Statistically Speaking, the End Is Near
Grant Chu Covell
I was fussing recently with Google Trends, an aspect of the Googleplex that “provides insights into broad search patterns.” I’m the sort who types “xenakis” or “lachenmann” into search engines just for the hell of it. If, like me, you’re into this kind of thing, you might like to know that Google Trends graphs search frequency over time, 2004 to the present. It’s possible to enter several terms to see which may be more common, or how they conform to a pattern.
Composer searches follow a cycle. If I enter “john cage, gustav mahler, gabriel faure” (the results are better without Fauré’s accent), I get this:
Try it. The above graph is from 7/2/09. The data changes frequently. Google’s page posts instructions, information about the scale, and how the rankings work. Prominent news articles are flagged by boxed letters, in this case the blue A at 2009’s start for Cage.
If we’re to believe Google Trends, Cage attracts more interest than Mahler. Improbable? It’s quite possible folks in quest of John Cage may actually be Ally McBeal fans, but bear with me for a bit. [John Cage is the name of a character in a then-popular, now-defunct TV sitcom. Ed.]

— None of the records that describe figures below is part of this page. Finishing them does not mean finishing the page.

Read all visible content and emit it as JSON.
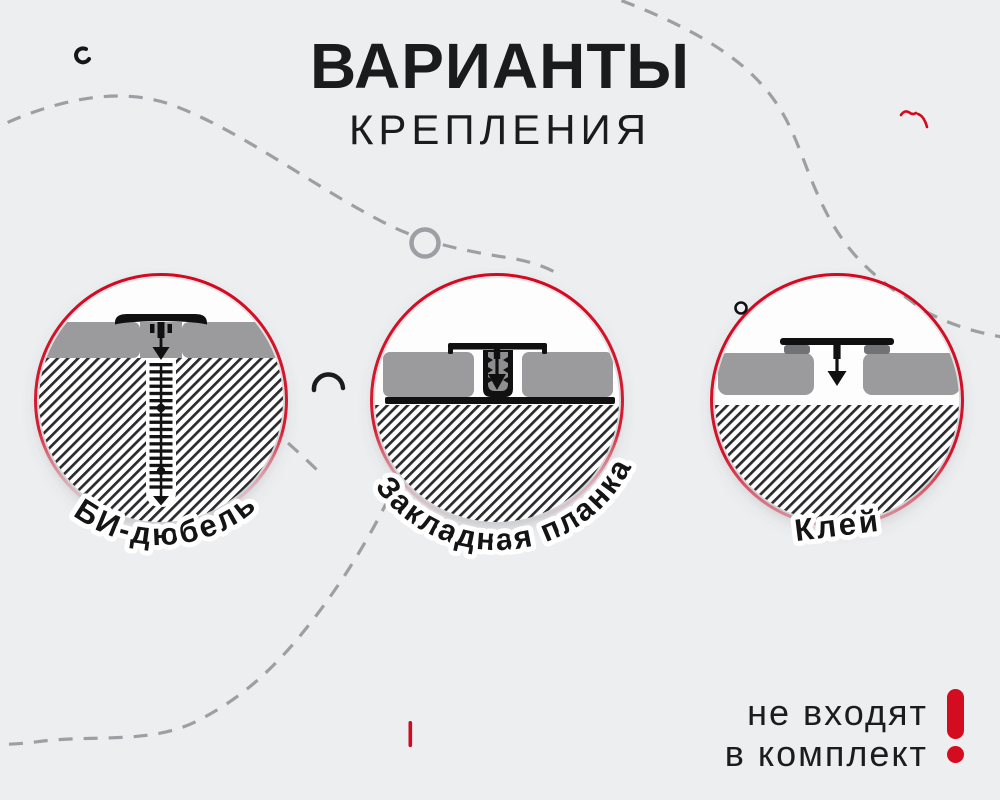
{
  "page": {
    "background": "#edeef0"
  },
  "title": {
    "line1": "ВАРИАНТЫ",
    "line2": "КРЕПЛЕНИЯ"
  },
  "options": [
    {
      "id": "bi-dowel",
      "label": "БИ-дюбель"
    },
    {
      "id": "mounting-plate",
      "label": "Закладная планка"
    },
    {
      "id": "glue",
      "label": "Клей"
    }
  ],
  "footer": {
    "line1": "не входят",
    "line2": "в комплект",
    "mark": "!"
  },
  "colors": {
    "accent_red": "#d30920",
    "ink": "#1a1b1d",
    "panel_gray": "#9b9b9d",
    "glue_pad_gray": "#717275",
    "hatch_ink": "#2b2b2e",
    "dash_gray": "#9ca0a4",
    "circle_white": "#fdfdfe"
  },
  "icons": [
    "down-arrow-icon",
    "exclamation-icon",
    "dashed-curve",
    "ring-circle",
    "small-circle-doodle",
    "arc-doodle",
    "comma-doodle",
    "red-squiggle",
    "red-tick"
  ]
}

Note how the frequency of searches has diminished since 2004. Google serves up fewer composer searches each year.
Note also the recurring pattern of mid-year lulls and the downward spike at year’s end. I suspect that these lulls and dips correspond to the academic year, suggesting that most online composer searches occur at schools. Does the gradual decline mean that students have access to better reference material and don’t need to go online? Or does it mean that there are fewer of them doing online searches? Who knows, perhaps Google’s popularity is diminishing.
A big-name “richard wagner, wolfgang mozart, ludwig van beethoven” search reveals a similar pattern, with an enormous spike corresponding to Mozart’s anniversary. Wagner appears to hold constant throughout the year. Try other bundles of unrelated composers (e.g., “charles ives, maurice ravel, anton bruckner”). Warning: This could get addictive.
So, again, it seems that the academic year is the key factor. A “jane austen, robert frost, charles dickens” search maintains the same shape, although Jane Austen’s perennial popularity — now doused with zombies — disturbs the pattern. [A recently published book is entitled Pride and Prejudice and Zombies. Ed.]
Does this mean that the world at large takes less interest in the classics, including kids in school? Looks that way.